Il cammino de La Macchina di Von Neumann inizia nel 2014 nel milanese. L’idea alla base di questo progetto è quella di proporre una musica strumentale riflessiva che attinge anche da generi musicali diversi, fondendoli ed elaborandoli a tal punto da creare una non facile formula in grado di destare interesse anche ad un distratto ascoltatore. Una musica la cui libera espressione in cui vengono richiamati post rock, shoegaze e sperimentale della più varia estrazione nutrendosi di una propria linfa, capace seguendo anche uno stile dal carattere imprevedibilmente accademico. Ne sono testimonianza l’omonimo Ep di esordio dedicato al loro ispiratore John von Neumann ed a Heather Parisi (?, ndr) messo fuori alla fine del 2014 ed il successivo BUONA MUSICA!, un three tracks rumorosamente avanguardistico.

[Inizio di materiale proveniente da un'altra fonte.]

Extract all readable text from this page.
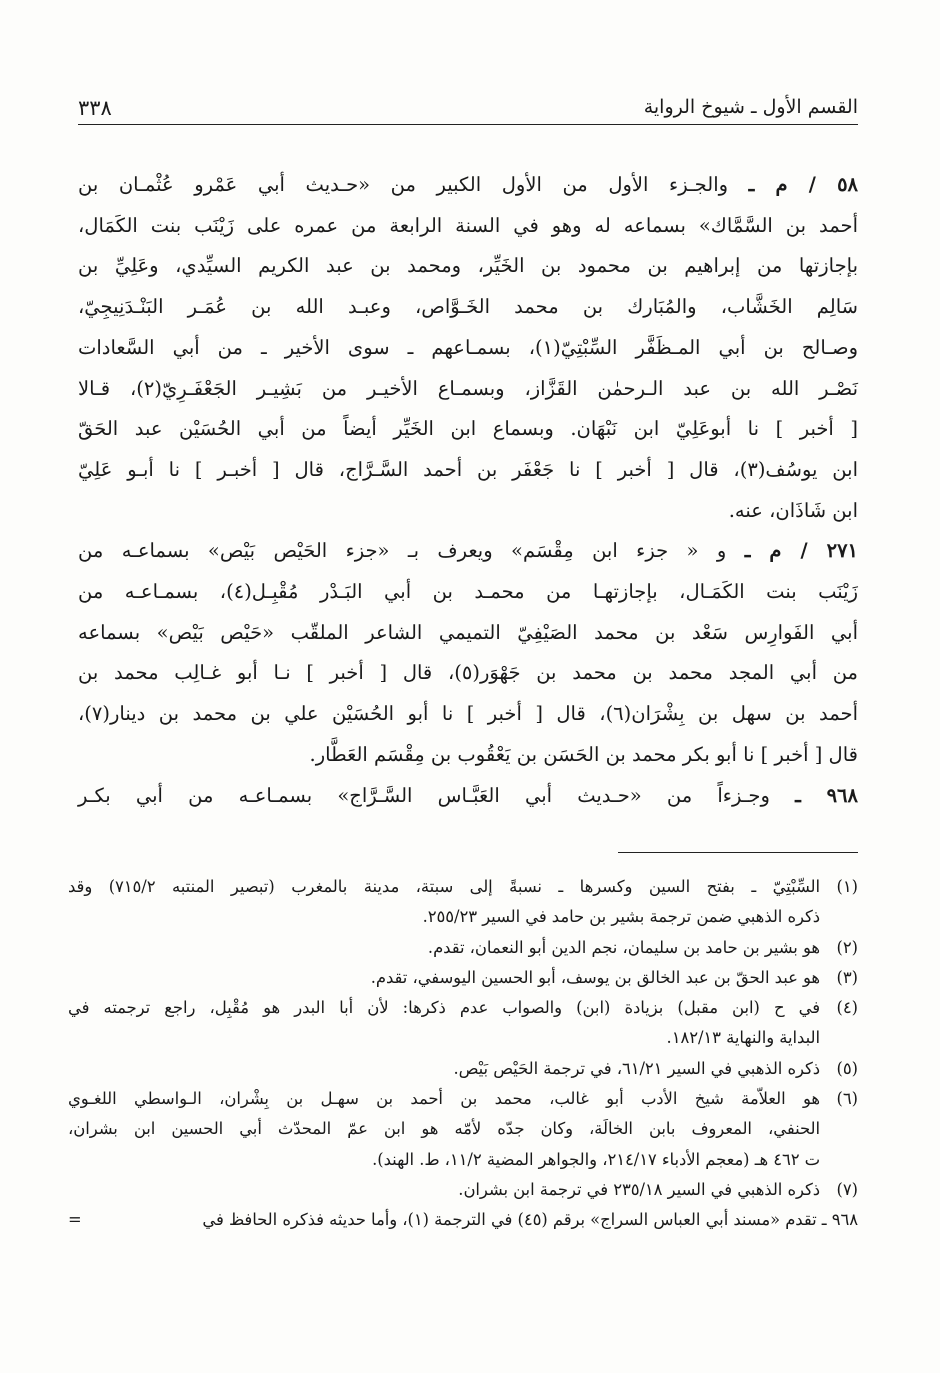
القسم الأول ـ شيوخ الرواية
٣٣٨

٥٨ / م ـ والجـزء الأول من الأول الكبير من «حـديث أبي عَمْرو عُثْمـان بن

أحمد بن السَّمَّاك» بسماعه له وهو في السنة الرابعة من عمره على زَيْنَب بنت الكَمَال،

بإجازتها من إبراهيم بن محمود بن الخَيِّر، ومحمد بن عبد الكريم السيِّدي، وعَلِيِّ بن

سَالِم الخَشَّاب، والمُبَارك بن محمد الخَـوَّاص، وعبـد الله بن عُمَـر البَنْـدَنِيجِيّ،

وصـالح بن أبي المـظَفَّر السِّبْتِيّ(١)، بسمـاعهم ـ سوى الأخير ـ من أبي السَّعادات

نَصْـر الله بن عبد الـرحمٰن القَزَّاز، وبسمـاع الأخيـر من بَشِيـر الجَعْفَـرِيّ(٢)، قـالا

[ أخبر ] نا أبوعَلِيّ ابن نَبْهَان. وبسماع ابن الخَيِّر أيضاً من أبي الحُسَيْن عبد الحَقّ

ابن يوسُف(٣)، قال [ أخبر ] نا جَعْفَر بن أحمد السَّـرَّاج، قال [ أخبـر ] نا أبـو عَلِيّ

ابن شَاذَان، عنه.

٢٧١ / م ـ و « جزء ابن مِقْسَم» ويعرف بـ «جزء الحَيْص بَيْص» بسماعـه من

زَيْنَب بنت الكَمَـال، بإجازتهـا من محمـد بن أبي البَـدْر مُقْبِـل(٤)، بسمـاعـه من

أبي الفَوارِس سَعْد بن محمد الصَيْفِيّ التميمي الشاعر الملقّب «حَيْص بَيْص» بسماعه

من أبي المجد محمد بن محمد بن جَهْوَر(٥)، قال [ أخبر ] نـا أبو غـالِب محمد بن

أحمد بن سهل بن بِشْرَان(٦)، قال [ أخبر ] نا أبو الحُسَيْن علي بن محمد بن دينار(٧)،

قال [ أخبر ] نا أبو بكر محمد بن الحَسَن بن يَعْقُوب بن مِقْسَم العَطَّار.

٩٦٨ ـ وجـزءاً من «حـديث أبي العَبَّـاس السَّـرَّاج» بسمـاعـه من أبي بكـر

(١)
السِّبْتِيّ ـ بفتح السين وكسرها ـ نسبةً إلى سبتة، مدينة بالمغرب (تبصير المنتبه ٧١٥/٢) وقد
ذكره الذهبي ضمن ترجمة بشير بن حامد في السير ٢٥٥/٢٣.
(٢)
هو بشير بن حامد بن سليمان، نجم الدين أبو النعمان، تقدم.
(٣)
هو عبد الحقّ بن عبد الخالق بن يوسف، أبو الحسين اليوسفي، تقدم.
(٤)
في ح (ابن مقبل) بزيادة (ابن) والصواب عدم ذكرها: لأن أبا البدر هو مُقْبِل، راجع ترجمته في
البداية والنهاية ١٨٢/١٣.
(٥)
ذكره الذهبي في السير ٦١/٢١، في ترجمة الحَيْص بَيْص.
(٦)
هو العلاّمة شيخ الأدب أبو غالب، محمد بن أحمد بن سهـل بن بِشْران، الـواسطي اللغـوي
الحنفي، المعروف بابن الخالَة، وكان جدّه لأمّه هو ابن عمّ المحدّث أبي الحسين ابن بشران،
ت ٤٦٢ هـ (معجم الأدباء ٢١٤/١٧، والجواهر المضية ١١/٢، ط. الهند).
(٧)
ذكره الذهبي في السير ٢٣٥/١٨ في ترجمة ابن بشران.
٩٦٨ ـ تقدم «مسند أبي العباس السراج» برقم (٤٥) في الترجمة (١)، وأما حديثه فذكره الحافظ في
=
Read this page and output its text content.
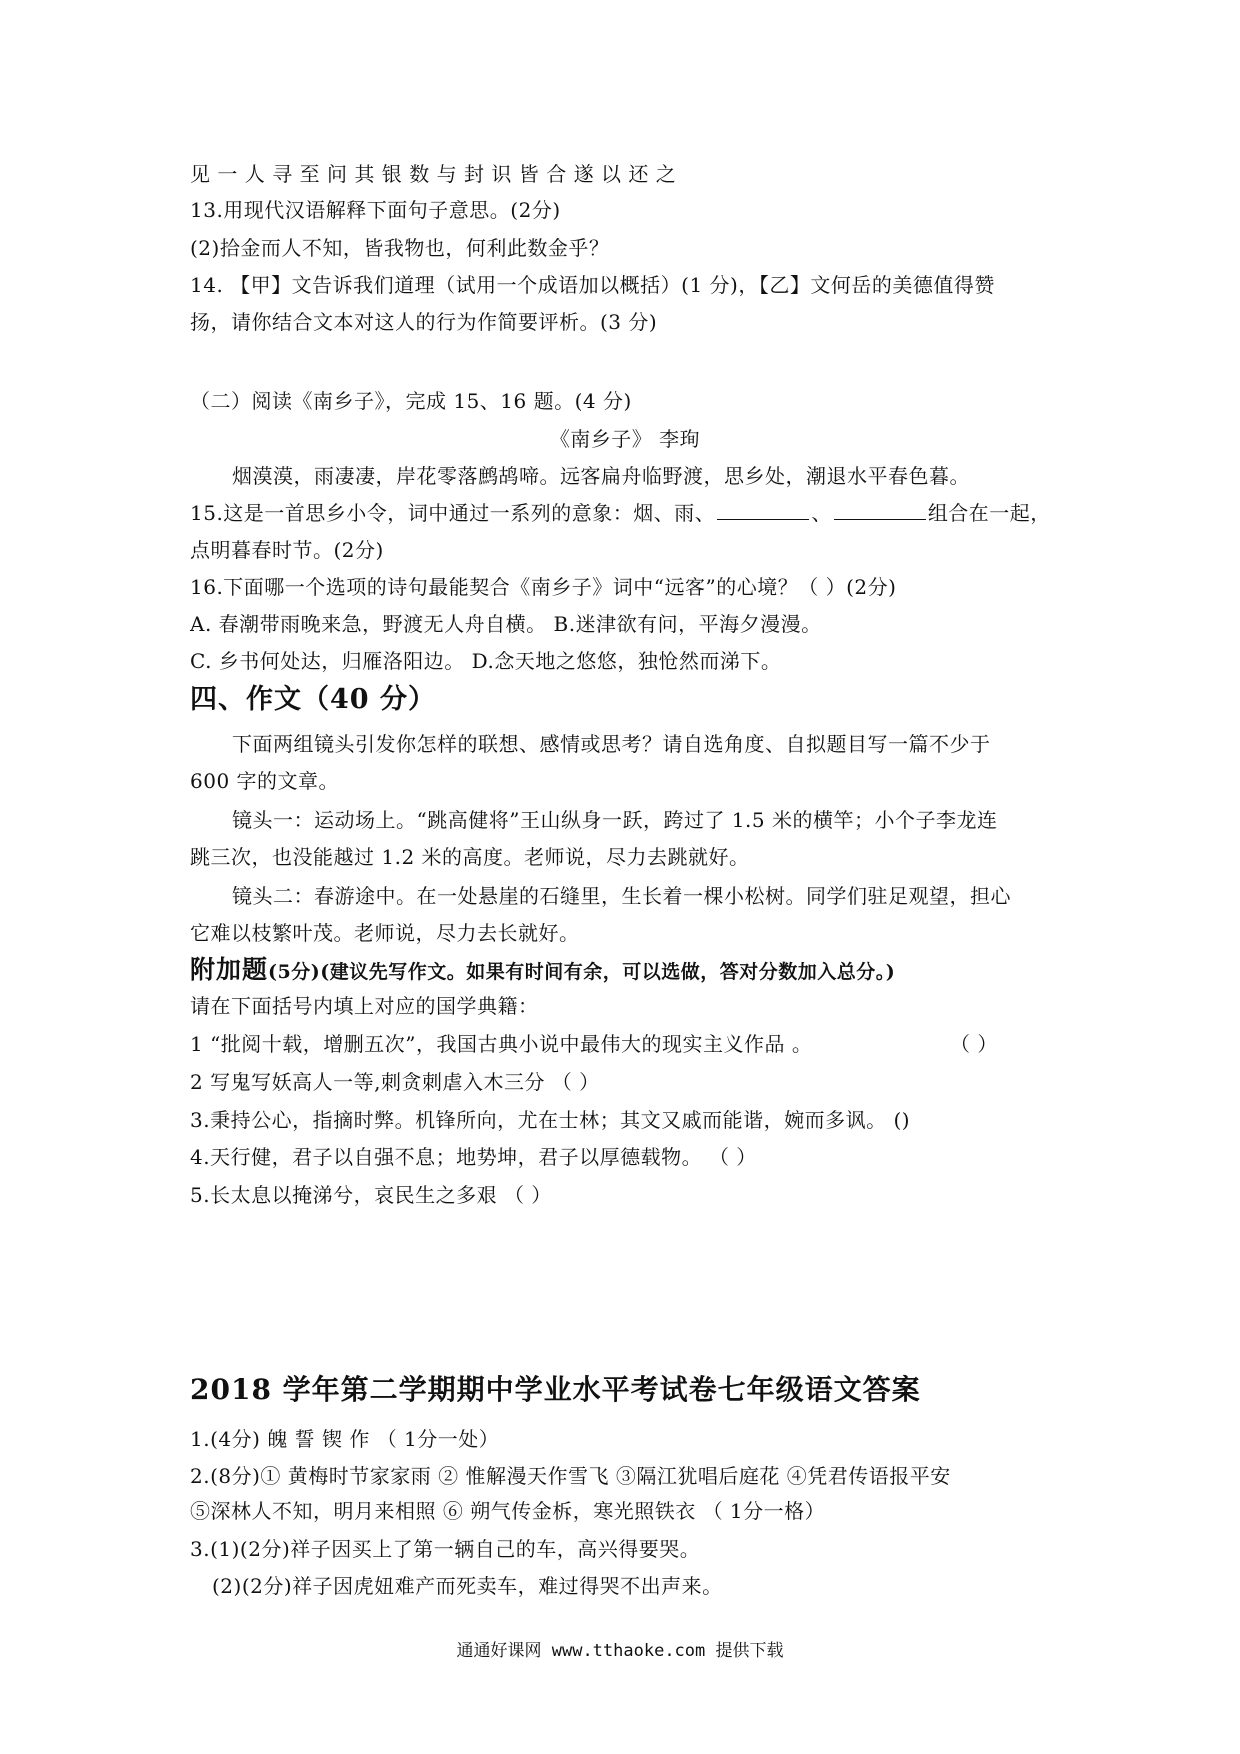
见一人寻至问其银数与封识皆合遂以还之
13.用现代汉语解释下面句子意思。(2分)
(2)拾金而人不知，皆我物也，何利此数金乎？
14. 【甲】文告诉我们道理（试用一个成语加以概括）(1 分)，【乙】文何岳的美德值得赞
扬，请你结合文本对这人的行为作简要评析。(3 分)
（二）阅读《南乡子》，完成 15、16 题。(4 分)
《南乡子》 李珣
烟漠漠，雨凄凄，岸花零落鹧鸪啼。远客扁舟临野渡，思乡处，潮退水平春色暮。
15.这是一首思乡小令，词中通过一系列的意象：烟、雨、	、	组合在一起，
点明暮春时节。(2分)
16.下面哪一个选项的诗句最能契合《南乡子》词中“远客”的心境？（ ）(2分)
A. 春潮带雨晚来急，野渡无人舟自横。 B.迷津欲有问，平海夕漫漫。
C. 乡书何处达，归雁洛阳边。 D.念天地之悠悠，独怆然而涕下。
四、作文（40 分）
下面两组镜头引发你怎样的联想、感情或思考？请自选角度、自拟题目写一篇不少于
600 字的文章。
镜头一：运动场上。“跳高健将”王山纵身一跃，跨过了 1.5 米的横竿；小个子李龙连
跳三次，也没能越过 1.2 米的高度。老师说，尽力去跳就好。
镜头二：春游途中。在一处悬崖的石缝里，生长着一棵小松树。同学们驻足观望，担心
它难以枝繁叶茂。老师说，尽力去长就好。
附加题(5分)(建议先写作文。如果有时间有余，可以选做，答对分数加入总分。)
请在下面括号内填上对应的国学典籍：
1 “批阅十载，增删五次”，我国古典小说中最伟大的现实主义作品 。	（ ）
2 写鬼写妖高人一等,刺贪刺虐入木三分 （ ）
3.秉持公心，指摘时弊。机锋所向，尤在士林；其文又戚而能谐，婉而多讽。 ()
4.天行健，君子以自强不息；地势坤，君子以厚德载物。 （ ）
5.长太息以掩涕兮，哀民生之多艰 （ ）
2018 学年第二学期期中学业水平考试卷七年级语文答案
1.(4分) 魄 誓 锲 作 （ 1分一处）
2.(8分)① 黄梅时节家家雨 ② 惟解漫天作雪飞 ③隔江犹唱后庭花 ④凭君传语报平安
⑤深林人不知，明月来相照 ⑥ 朔气传金柝，寒光照铁衣 （ 1分一格）
3.(1)(2分)祥子因买上了第一辆自己的车，高兴得要哭。
(2)(2分)祥子因虎妞难产而死卖车，难过得哭不出声来。
通通好课网 www.tthaoke.com 提供下载
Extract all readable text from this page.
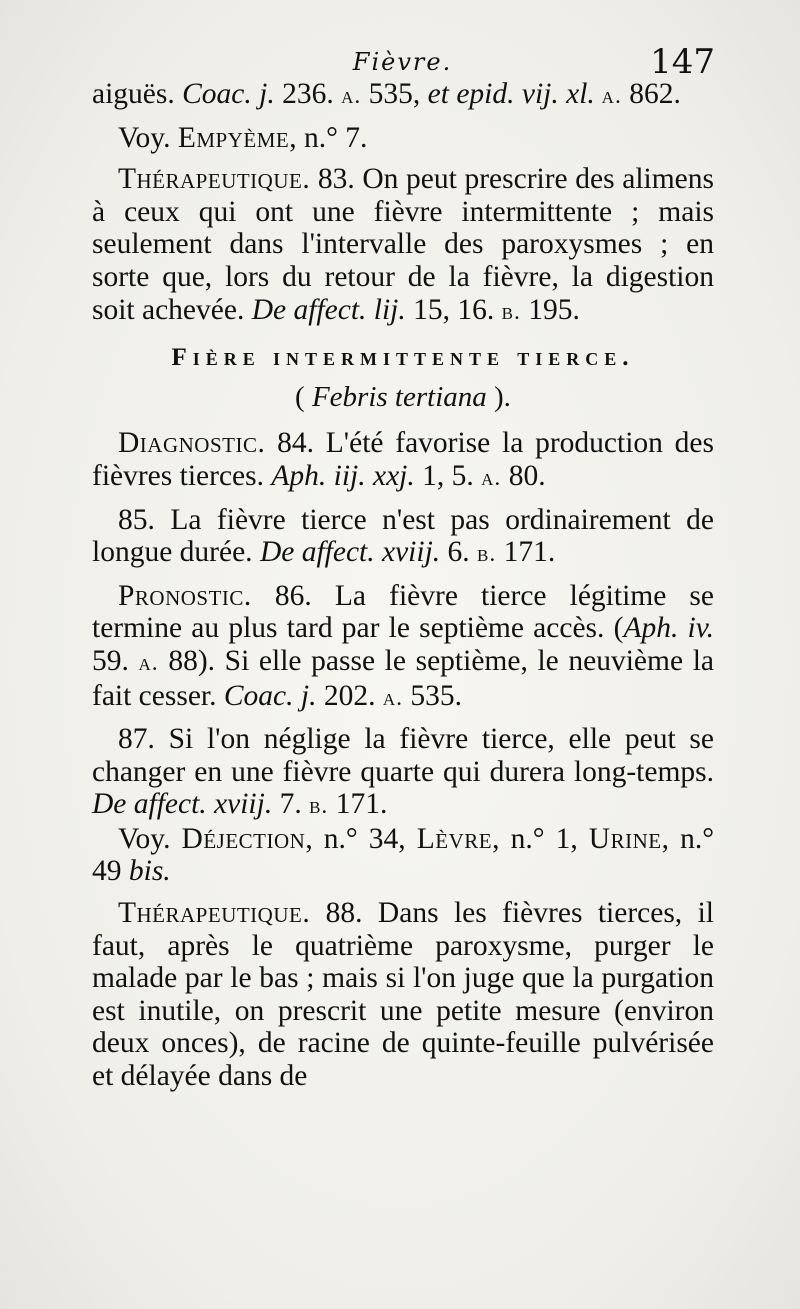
Fièvre.	147

aiguës. Coac. j. 236. a. 535, et epid. vij. xl. a. 862.

Voy. Empyème, n.° 7.

Thérapeutique. 83. On peut prescrire des alimens à ceux qui ont une fièvre intermittente ; mais seulement dans l'intervalle des paroxysmes ; en sorte que, lors du retour de la fièvre, la digestion soit achevée. De affect. lij. 15, 16. b. 195.

Fière intermittente tierce.
( Febris tertiana ).

Diagnostic. 84. L'été favorise la production des fièvres tierces. Aph. iij. xxj. 1, 5. a. 80.

85. La fièvre tierce n'est pas ordinairement de longue durée. De affect. xviij. 6. b. 171.

Pronostic. 86. La fièvre tierce légitime se termine au plus tard par le septième accès. (Aph. iv. 59. a. 88). Si elle passe le septième, le neuvième la fait cesser. Coac. j. 202. a. 535.

87. Si l'on néglige la fièvre tierce, elle peut se changer en une fièvre quarte qui durera long-temps. De affect. xviij. 7. b. 171.

Voy. Déjection, n.° 34, Lèvre, n.° 1, Urine, n.° 49 bis.

Thérapeutique. 88. Dans les fièvres tierces, il faut, après le quatrième paroxysme, purger le malade par le bas ; mais si l'on juge que la purgation est inutile, on prescrit une petite mesure (environ deux onces), de racine de quinte-feuille pulvérisée et délayée dans de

L’atteso primo album esce ad ottobre del 2018 e si presenta ben concepito nei minimi dettagli che per un lavoro interamente strumentale non è assolutamente poco. Per capire meglio cosa ci si possa aspettare da questi 35 minuti di musica, ci viene in soccorso l’interpretazione data dal gruppo al titolo del disco, un deduttivo anteporre un significato realista alla stessa musica proposta nella quale vanno a confluire attivamente e senza pregiudizio, emozioni libere da ogni forma di coercizione. Un disco in grado di rivelarsi – senza penalizzare quanto realizzato, – più pregno di certezze che sorprese, ove l’obiettivo di dar vita a materiale dal forte impatto emotivo supera anche quell’inclinazione melodica che ci si aspetterebbe, ma senza sminuirne il valore. Una volontà di continuità nella direzione stilistica intrapresa ad inizio di carriera che si manifesta anche in nome di un sound grezzo ed inclemente dominato da intuizione ed immediatezza che fa dei brani, segmenti differenti legati l’uno all’altro da cui ne emerge una sezione ritmica replicante e densa. Un’ironia di fondo che prende forma da titoli fuorvianti dal genere proposto, come “Arturo” (delicata quanto pungente) “Legna del mattino” (soft-grunge brioso ed intelligente) o “Trattore” (lenta e ossessiva ), che non va assolutamente a danno della qualità sonora proposta. Non apparirà di certo come una profanazione se ascoltando “L’estate del ‘76” sembrerà di poter cogliere quel link spesso mancante che collega la lucentezza sixties dei Ride (di Oxford) alle vibranti armonie degli Swervedriver o se nell’introduzione di “Purovška”, sarà difficile non respirare una versione desertica dei Black Sabbath, lasciando all’intensità di “Lipsia” (scelta non a caso a far da traino all’album) incarnare quel ruolo di riuscito mix apparentemente controverso ma trascinante di suoni stridenti ove la portanza ritmica ben si amalgama a tratti nostalgici, riuscendo a riprodurre quell’immaginario di nuovo e tradizione che ha sempre distinto la città sassone a cui il brano è dedicato.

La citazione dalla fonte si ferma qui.